---
name: migration-review
description: Review a database migration (SQL, golang-migrate, goose, Flyway, etc.) for safety, reversibility, zero-downtime correctness. DB safety review is high-stakes; only invoke explicitly when reviewing a migration.
disable-model-invocation: true
license: MIT
version: 1.1.0
---

# Migration Review

Database migrations are one of the highest-blast-radius changes a repo
ships. Review every migration against these criteria before approval.

Migrations are Tier 1 by default — `go-tdd-feature` or `go-tdd-bugfix`
applies in addition to this review.

## Step 1: Reversibility

- Is there a DOWN migration (or equivalent rollback)?
- Does the DOWN migration actually undo the UP? (Common mistake: UP
  adds column X and backfills; DOWN drops column X but the backfilled
  data is gone.)
- Is the DOWN migration tested, or at least executed once in a
  throwaway environment?
- If rollback would cause data loss, is that called out explicitly?

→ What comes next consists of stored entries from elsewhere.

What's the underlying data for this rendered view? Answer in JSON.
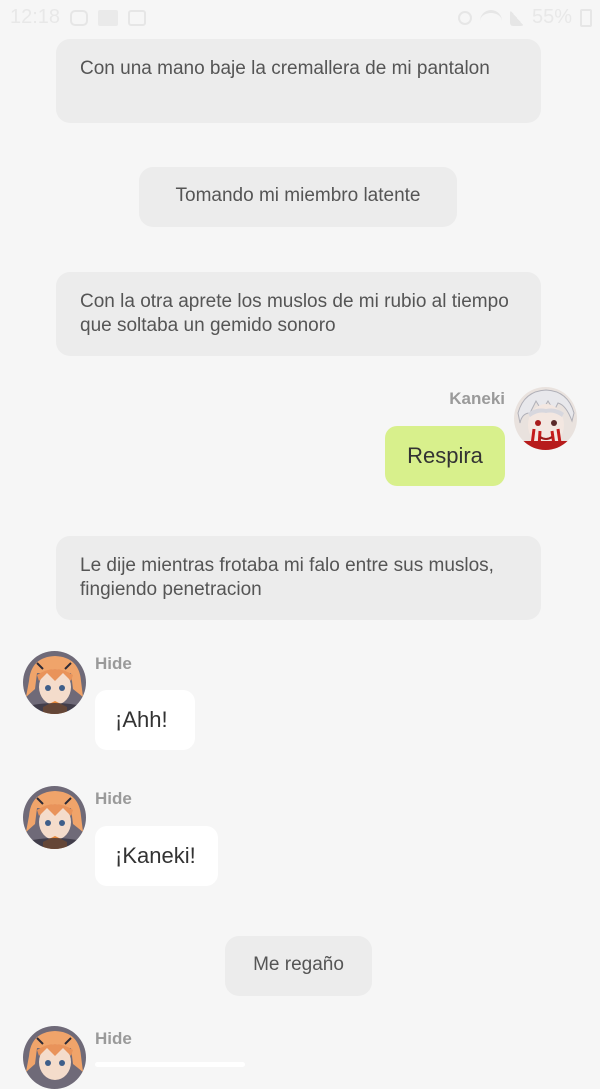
{
  "status_bar": {
    "time": "12:18",
    "battery": "55%",
    "icons": [
      "instagram-icon",
      "folder-icon",
      "gallery-icon",
      "mute-icon",
      "wifi-icon",
      "signal-icon",
      "battery-icon"
    ]
  },
  "messages": [
    {
      "type": "narration",
      "text": "Con una mano baje la cremallera de mi pantalon"
    },
    {
      "type": "narration",
      "text": "Tomando mi miembro latente"
    },
    {
      "type": "narration",
      "text": "Con la otra aprete los muslos de mi rubio al tiempo que soltaba un gemido sonoro"
    },
    {
      "type": "sent",
      "sender": "Kaneki",
      "text": "Respira"
    },
    {
      "type": "narration",
      "text": "Le dije mientras frotaba mi falo entre sus muslos, fingiendo penetracion"
    },
    {
      "type": "received",
      "sender": "Hide",
      "text": "¡Ahh!"
    },
    {
      "type": "received",
      "sender": "Hide",
      "text": "¡Kaneki!"
    },
    {
      "type": "narration",
      "text": "Me regaño"
    },
    {
      "type": "received",
      "sender": "Hide",
      "text": ""
    }
  ],
  "colors": {
    "background": "#f6f6f6",
    "narration_bubble": "#ececec",
    "sent_bubble": "#d8f08c",
    "received_bubble": "#ffffff",
    "sender_name": "#9a9a9a"
  }
}
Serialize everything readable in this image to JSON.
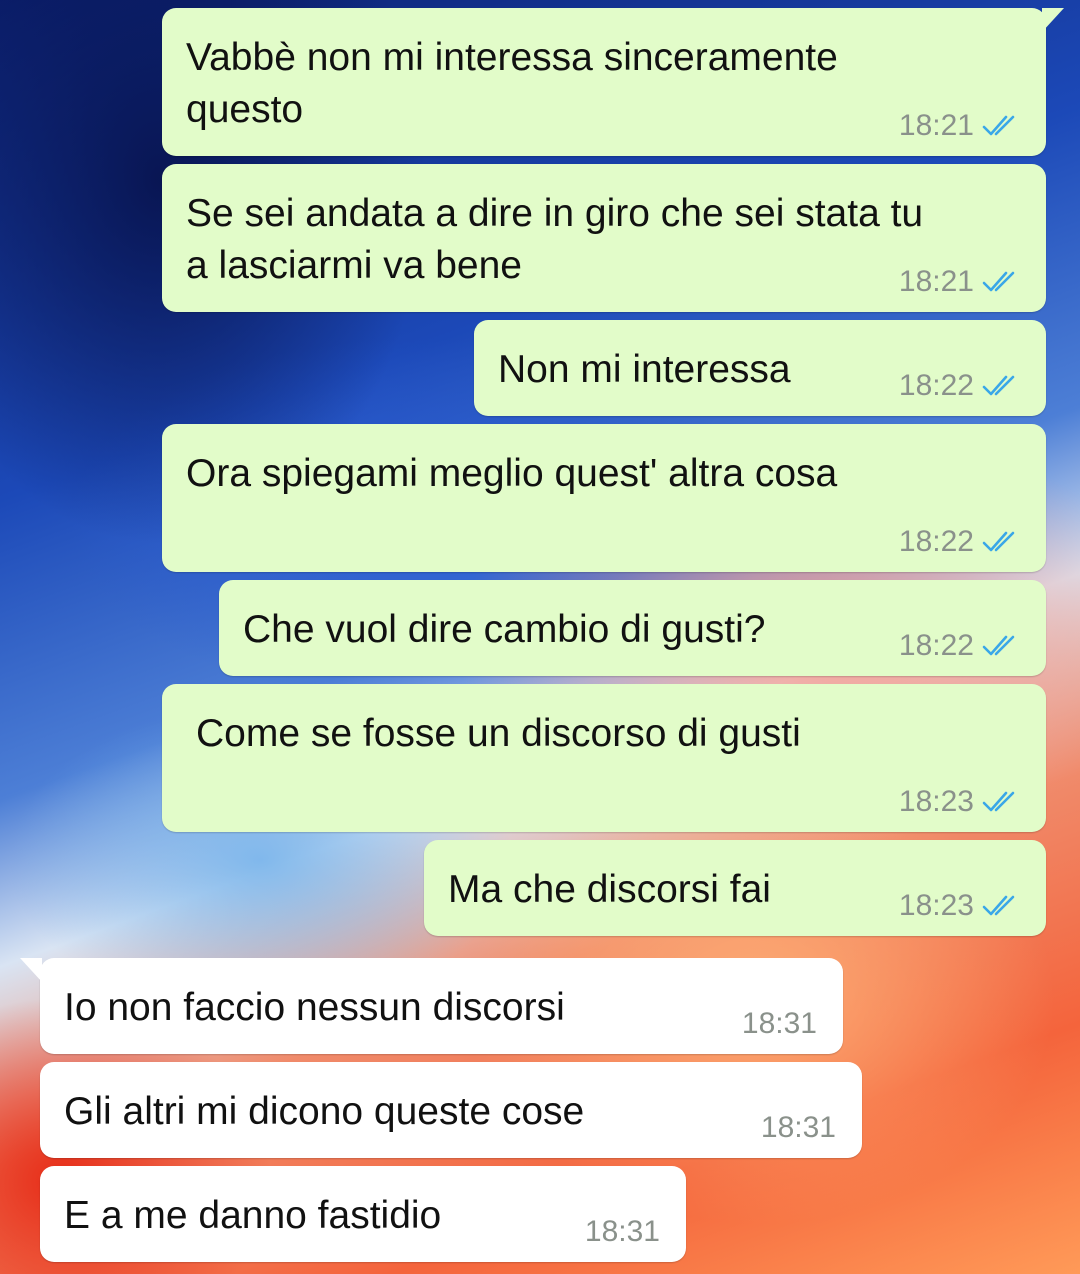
{
  "conversation": {
    "messages": [
      {
        "direction": "outgoing",
        "text": "Vabbè non mi interessa sinceramente\nquesto",
        "time": "18:21",
        "status": "read-double-check-icon"
      },
      {
        "direction": "outgoing",
        "text": "Se sei andata a dire in giro che sei stata tu\na lasciarmi va bene",
        "time": "18:21",
        "status": "read-double-check-icon"
      },
      {
        "direction": "outgoing",
        "text": "Non mi interessa",
        "time": "18:22",
        "status": "read-double-check-icon"
      },
      {
        "direction": "outgoing",
        "text": "Ora spiegami meglio quest' altra cosa",
        "time": "18:22",
        "status": "read-double-check-icon"
      },
      {
        "direction": "outgoing",
        "text": "Che vuol dire cambio di gusti?",
        "time": "18:22",
        "status": "read-double-check-icon"
      },
      {
        "direction": "outgoing",
        "text": "Come se fosse un discorso di gusti",
        "time": "18:23",
        "status": "read-double-check-icon"
      },
      {
        "direction": "outgoing",
        "text": "Ma che discorsi fai",
        "time": "18:23",
        "status": "read-double-check-icon"
      },
      {
        "direction": "incoming",
        "text": "Io non faccio nessun discorsi",
        "time": "18:31"
      },
      {
        "direction": "incoming",
        "text": "Gli altri mi dicono queste cose",
        "time": "18:31"
      },
      {
        "direction": "incoming",
        "text": "E a me danno fastidio",
        "time": "18:31"
      }
    ]
  },
  "colors": {
    "outgoing_bubble": "#e2fcc9",
    "incoming_bubble": "#ffffff",
    "read_ticks": "#3aa7e8",
    "time_text": "#8a918b"
  }
}
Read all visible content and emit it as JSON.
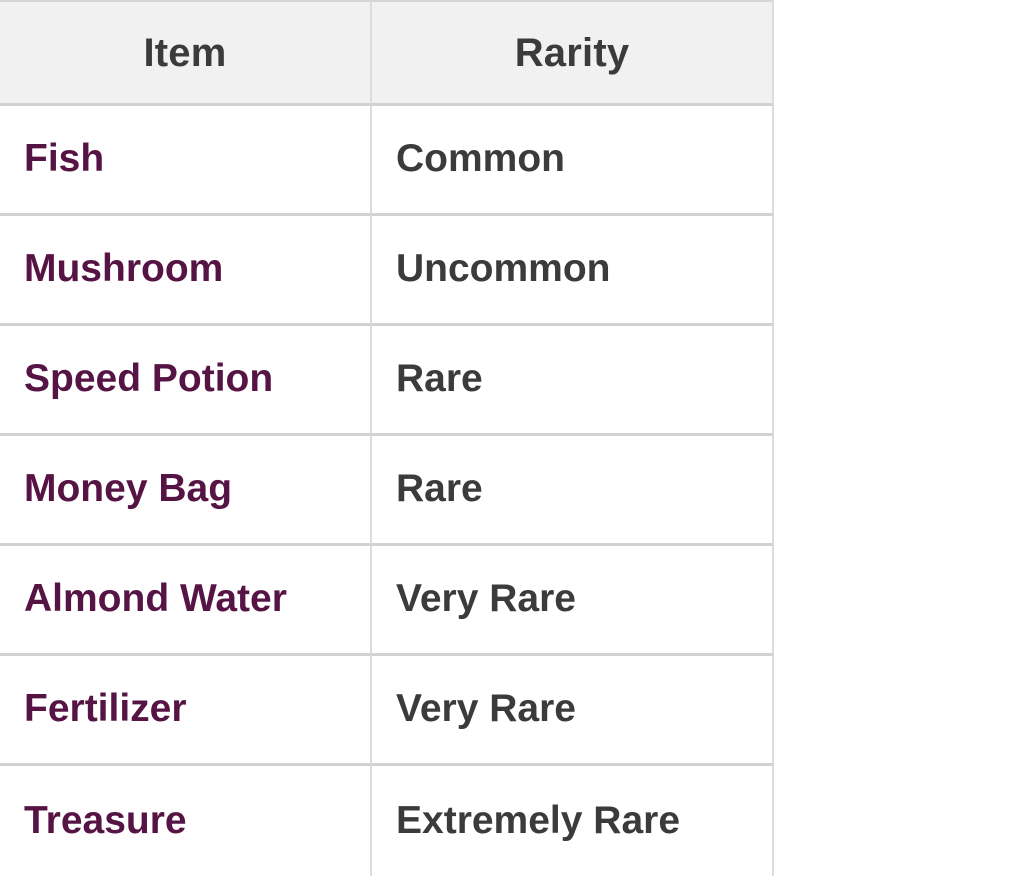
{
  "table": {
    "columns": [
      {
        "key": "item",
        "label": "Item",
        "align": "center"
      },
      {
        "key": "rarity",
        "label": "Rarity",
        "align": "center"
      }
    ],
    "rows": [
      {
        "item": "Fish",
        "rarity": "Common"
      },
      {
        "item": "Mushroom",
        "rarity": "Uncommon"
      },
      {
        "item": "Speed Potion",
        "rarity": "Rare"
      },
      {
        "item": "Money Bag",
        "rarity": "Rare"
      },
      {
        "item": "Almond Water",
        "rarity": "Very Rare"
      },
      {
        "item": "Fertilizer",
        "rarity": "Very Rare"
      },
      {
        "item": "Treasure",
        "rarity": "Extremely Rare"
      }
    ],
    "colors": {
      "header_background": "#f1f1f1",
      "header_text": "#3b3b3b",
      "item_text": "#561445",
      "rarity_text": "#3b3b3b",
      "border": "#d2d2d2",
      "cell_background": "#ffffff",
      "page_background": "#ffffff"
    }
  }
}
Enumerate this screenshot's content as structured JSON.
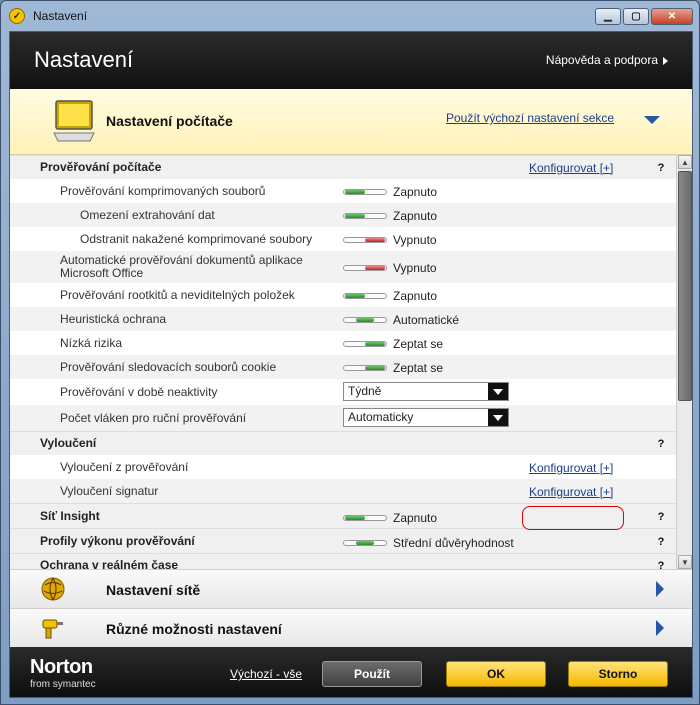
{
  "window": {
    "title": "Nastavení"
  },
  "header": {
    "title": "Nastavení",
    "help_link": "Nápověda a podpora"
  },
  "banner": {
    "title": "Nastavení počítače",
    "reset_link": "Použít výchozí nastavení sekce"
  },
  "groups": {
    "scan": {
      "title": "Prověřování počítače",
      "configure": "Konfigurovat [+]",
      "help": "?"
    },
    "exclusions": {
      "title": "Vyloučení",
      "help": "?"
    },
    "siti": {
      "title": "Síť Insight",
      "state": "Zapnuto",
      "help": "?"
    },
    "profiles": {
      "title": "Profily výkonu prověřování",
      "state": "Střední důvěryhodnost",
      "help": "?"
    },
    "realtime": {
      "title": "Ochrana v reálném čase",
      "help": "?"
    }
  },
  "rows": [
    {
      "label": "Prověřování komprimovaných souborů",
      "state": "Zapnuto",
      "mode": "on"
    },
    {
      "label": "Omezení extrahování dat",
      "state": "Zapnuto",
      "mode": "on"
    },
    {
      "label": "Odstranit nakažené komprimované soubory",
      "state": "Vypnuto",
      "mode": "off"
    },
    {
      "label": "Automatické prověřování dokumentů aplikace Microsoft Office",
      "state": "Vypnuto",
      "mode": "off"
    },
    {
      "label": "Prověřování rootkitů a neviditelných položek",
      "state": "Zapnuto",
      "mode": "on"
    },
    {
      "label": "Heuristická ochrana",
      "state": "Automatické",
      "mode": "mid"
    },
    {
      "label": "Nízká rizika",
      "state": "Zeptat se",
      "mode": "right"
    },
    {
      "label": "Prověřování sledovacích souborů cookie",
      "state": "Zeptat se",
      "mode": "right"
    },
    {
      "label": "Prověřování v době neaktivity",
      "select": "Týdně"
    },
    {
      "label": "Počet vláken pro ruční prověřování",
      "select": "Automaticky"
    }
  ],
  "exclusion_rows": [
    {
      "label": "Vyloučení z prověřování",
      "configure": "Konfigurovat [+]"
    },
    {
      "label": "Vyloučení signatur",
      "configure": "Konfigurovat [+]"
    }
  ],
  "categories": [
    {
      "title": "Nastavení sítě"
    },
    {
      "title": "Různé možnosti nastavení"
    }
  ],
  "footer": {
    "brand": "Norton",
    "brand_sub": "from symantec",
    "defaults_link": "Výchozí - vše",
    "apply": "Použít",
    "ok": "OK",
    "cancel": "Storno"
  }
}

If there is no safe rollback, the PR description must say so and justify
why forward-only is acceptable for this change.

## Step 2: Zero-downtime

For any database with uptime requirements:

- Is there any `ALTER TABLE` that locks the whole table? On Postgres,
  adding a column is fine; adding a `NOT NULL` column without a default
  on a large table is not.
- Is the migration compatible with both the currently-deployed
  application code AND the new application code?
- Does the deploy plan require: deploy schema change, let it settle,
  deploy app change, let it settle, cleanup?
- Are indexes created concurrently (`CREATE INDEX CONCURRENTLY` on
  Postgres)?

## Step 3: Concurrent correctness

- Are explicit `LOCK TABLE` statements scoped as tightly as possible?
- Is the migration idempotent? (Re-running should be safe.)
- Does it handle the case where previous migrations are partially
  applied (interrupted run)?
- Transactions: is DDL in a single transaction where the database
  supports it (Postgres does; MySQL often doesn't)?

## Step 4: Data migrations

If the migration also moves/transforms data:

- Schema change and data migration split into separate migrations?
- Batch size reasonable for production volume? (Processing 10M rows in
  one transaction is a production incident waiting to happen.)
- Progress tracking / resumability if the batch is large?
- Destructive transformations (DROPs, TRUNCATEs) explicitly gated behind
  a safety flag?

## Step 5: Application compatibility

- Does the currently-running application work with the new schema?
- Does the new application work with the old schema (needed during
  rolling deploy)?
- If a column is renamed, is the old name kept as a view/synonym during
  transition?

## Step 6: Review artifacts

Every migration PR should include:

- The migration SQL itself
- A plain-language description of what it does
- Expected execution time on production-sized data (at least an estimate)
- Rollback procedure
- Any feature flags needed during transition

## Findings format

For each issue:

- **Severity**: P0 (blocks merge), P1 (must fix before deploy), P2
  (should fix), P3 (nit)
- **File:line**
- **Problem**: concrete description of what will happen
- **Fix**: the smallest change that resolves it

## When in doubt

If any of the Step 2–4 questions has an uncertain answer, the PR is not
ready to merge. It's not ready to merge even if CI is green. Rollback
of a bad migration is often impossible — caution up front costs nothing.